Additionally, these reforms have been recognized by police, prosecutorial and judicial experience, as well as national justice organizations, including the National Institute of Justice and the American Bar Association.
Jones has filed suit against the Hattiesburg Police Department and Det. Neal Rockhold alleging false arrest, false imprisonment and denial of a speedy trial. Claiming his rights under the Fourth and Fourteenth Amendments were violated, Jones said he has suffered emotional distress, slander, negligence, malicious prosecution, abuse of process, and reckless disregard for his safety and well-being.
Rockhold’s attorney says his client will be found innocent since he is protected by qualified immunity, which protects a government official from individual liability unless the official violated a clearly established constitutional right. Namely, it’s often used as a defense to exonerate law enforcement officers.
“If you did something that most other law enforcement officers would have done under those facts and circumstances, then qualified immunity gives you as a law enforcement officer some immunity against suit,” explains Payne.
When determining whether or not a right was “clearly established,” Cornell Law School says courts consider whether a hypothetical reasonable official would have known that the defendant’s conduct violated the plaintiff’s rights.

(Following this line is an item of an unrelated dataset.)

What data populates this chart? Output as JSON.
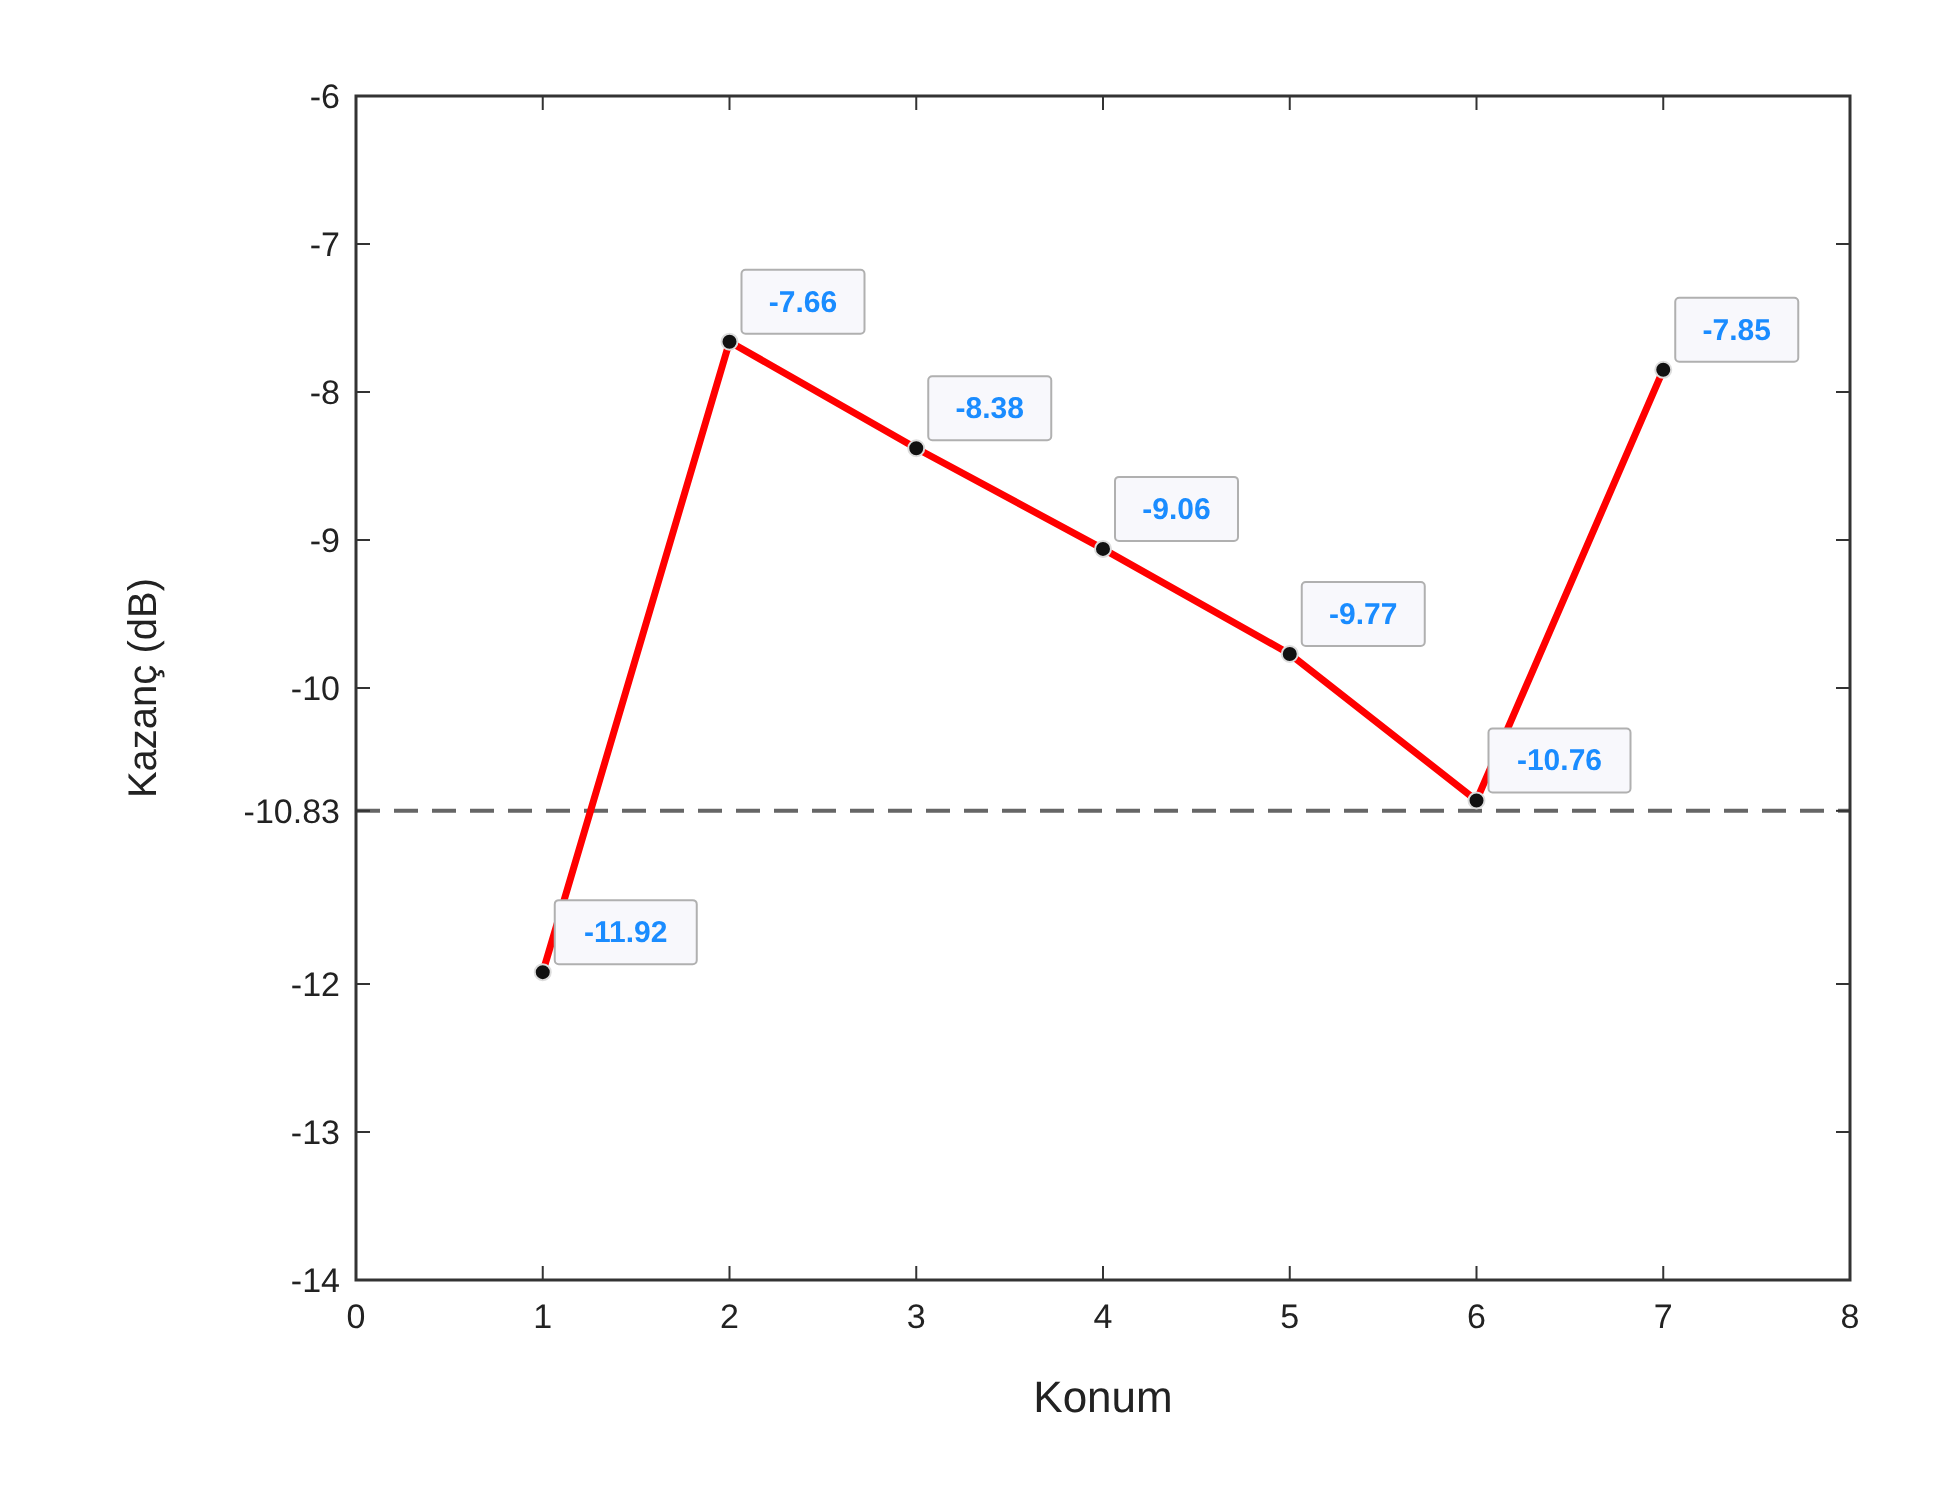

Courts conducting this analysis apply the law that was in force at the time of the alleged violation, not the law in effect when the court considers the case.
Qualified immunity is not immunity from having to pay money damages, but rather immunity from having to go through the costs of a trial at all.
The City of Hattiesburg has since been partially dismissed from the lawsuit, meaning that they can still be held liable under the Mississippi Tort Claims Act. A trial date has been set of Nov. 15, 2021 in the case against Rockhold.